In this talk, I will give a brief overview of geometric integrators - numerical methods based on the idea of preserving some geometric structures in discretized versions of differential equations. I will focus on some recent results in that context, related to Poisson and Dirac geometry. We will also discuss Dirac structures (not) appearing within the framework of port-Hamiltonian systems and eventually of the systems with constraints. From the mathematical point of view, Dirac structures generalize simultaneously symplectic and Poisson structures. Time permitting, I will also mention an approach to the variational formulation of dynamics on Dirac structures. The talk is based on the following papers:

1. V.Salnikov, A.Hamdouni, From modelling of systems with constraints to generalized geometry and back to numerics, Z Angew Math Mech., Vol. 99, Issue 6, 2019.
2. V.Salnikov, A.Hamdouni, D.Loziienko, Generalized and graded geometry for mechanics: a comprehensive introduction, Mathematics and Mechanics of Complex Systems, Vol. 9, No. 1, 2021.
3. O. Cosserat, C. Laurent-Gengoux, A. Kotov, L. Ryvkin, V. Salnikov, On Dirac structures admitting a variational approach, Mathematics and Mechanics of Complex Systems, 2023.

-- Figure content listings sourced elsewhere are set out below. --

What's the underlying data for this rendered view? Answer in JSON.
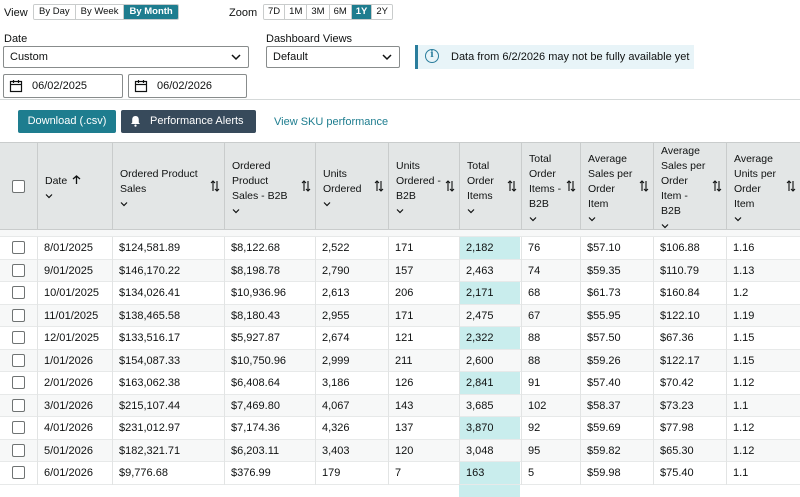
{
  "view": {
    "label": "View",
    "options": [
      "By Day",
      "By Week",
      "By Month"
    ],
    "active": "By Month"
  },
  "zoom": {
    "label": "Zoom",
    "options": [
      "7D",
      "1M",
      "3M",
      "6M",
      "1Y",
      "2Y"
    ],
    "active": "1Y"
  },
  "date": {
    "label": "Date",
    "selected": "Custom",
    "start": "06/02/2025",
    "end": "06/02/2026"
  },
  "dashboard_views": {
    "label": "Dashboard Views",
    "selected": "Default"
  },
  "notice": {
    "text": "Data from 6/2/2026 may not be fully available yet"
  },
  "actions": {
    "download": "Download (.csv)",
    "alerts": "Performance Alerts",
    "sku_link": "View SKU performance"
  },
  "colors": {
    "accent": "#1e7d8f",
    "alerts_button": "#374a5b",
    "highlight_column": "#c9eded",
    "header_bg": "#e3e6e6"
  },
  "table": {
    "columns": [
      {
        "lines": [
          "Date"
        ],
        "sorted_icon": "arrow-up-icon"
      },
      {
        "lines": [
          "Ordered Product",
          "Sales"
        ]
      },
      {
        "lines": [
          "Ordered",
          "Product",
          "Sales - B2B"
        ]
      },
      {
        "lines": [
          "Units",
          "Ordered"
        ]
      },
      {
        "lines": [
          "Units",
          "Ordered -",
          "B2B"
        ]
      },
      {
        "lines": [
          "Total",
          "Order",
          "Items"
        ]
      },
      {
        "lines": [
          "Total",
          "Order",
          "Items -",
          "B2B"
        ]
      },
      {
        "lines": [
          "Average",
          "Sales per",
          "Order",
          "Item"
        ]
      },
      {
        "lines": [
          "Average",
          "Sales per",
          "Order",
          "Item -",
          "B2B"
        ]
      },
      {
        "lines": [
          "Average",
          "Units per",
          "Order",
          "Item"
        ]
      }
    ],
    "rows": [
      [
        "8/01/2025",
        "$124,581.89",
        "$8,122.68",
        "2,522",
        "171",
        "2,182",
        "76",
        "$57.10",
        "$106.88",
        "1.16"
      ],
      [
        "9/01/2025",
        "$146,170.22",
        "$8,198.78",
        "2,790",
        "157",
        "2,463",
        "74",
        "$59.35",
        "$110.79",
        "1.13"
      ],
      [
        "10/01/2025",
        "$134,026.41",
        "$10,936.96",
        "2,613",
        "206",
        "2,171",
        "68",
        "$61.73",
        "$160.84",
        "1.2"
      ],
      [
        "11/01/2025",
        "$138,465.58",
        "$8,180.43",
        "2,955",
        "171",
        "2,475",
        "67",
        "$55.95",
        "$122.10",
        "1.19"
      ],
      [
        "12/01/2025",
        "$133,516.17",
        "$5,927.87",
        "2,674",
        "121",
        "2,322",
        "88",
        "$57.50",
        "$67.36",
        "1.15"
      ],
      [
        "1/01/2026",
        "$154,087.33",
        "$10,750.96",
        "2,999",
        "211",
        "2,600",
        "88",
        "$59.26",
        "$122.17",
        "1.15"
      ],
      [
        "2/01/2026",
        "$163,062.38",
        "$6,408.64",
        "3,186",
        "126",
        "2,841",
        "91",
        "$57.40",
        "$70.42",
        "1.12"
      ],
      [
        "3/01/2026",
        "$215,107.44",
        "$7,469.80",
        "4,067",
        "143",
        "3,685",
        "102",
        "$58.37",
        "$73.23",
        "1.1"
      ],
      [
        "4/01/2026",
        "$231,012.97",
        "$7,174.36",
        "4,326",
        "137",
        "3,870",
        "92",
        "$59.69",
        "$77.98",
        "1.12"
      ],
      [
        "5/01/2026",
        "$182,321.71",
        "$6,203.11",
        "3,403",
        "120",
        "3,048",
        "95",
        "$59.82",
        "$65.30",
        "1.12"
      ],
      [
        "6/01/2026",
        "$9,776.68",
        "$376.99",
        "179",
        "7",
        "163",
        "5",
        "$59.98",
        "$75.40",
        "1.1"
      ]
    ]
  }
}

4. V. Salnikov, Port-Hamiltonian systems: structure recognition and applications, Programming and Computer Software, Volume 50, 2, 2024.
5. V.Salnikov, A.Falaize, D.Loziienko. Learning port-Hamiltonian systems - algorithms, Computational Mathematics and Mathematical Physics, 2023.
6. O.Cosserat, V.Salnikov, C.Laurent-Gengoux, Numerical Methods in Poisson Geometry and their Application to Mechanics, to appear in Mathematics and Mechanics of Solids, 2024.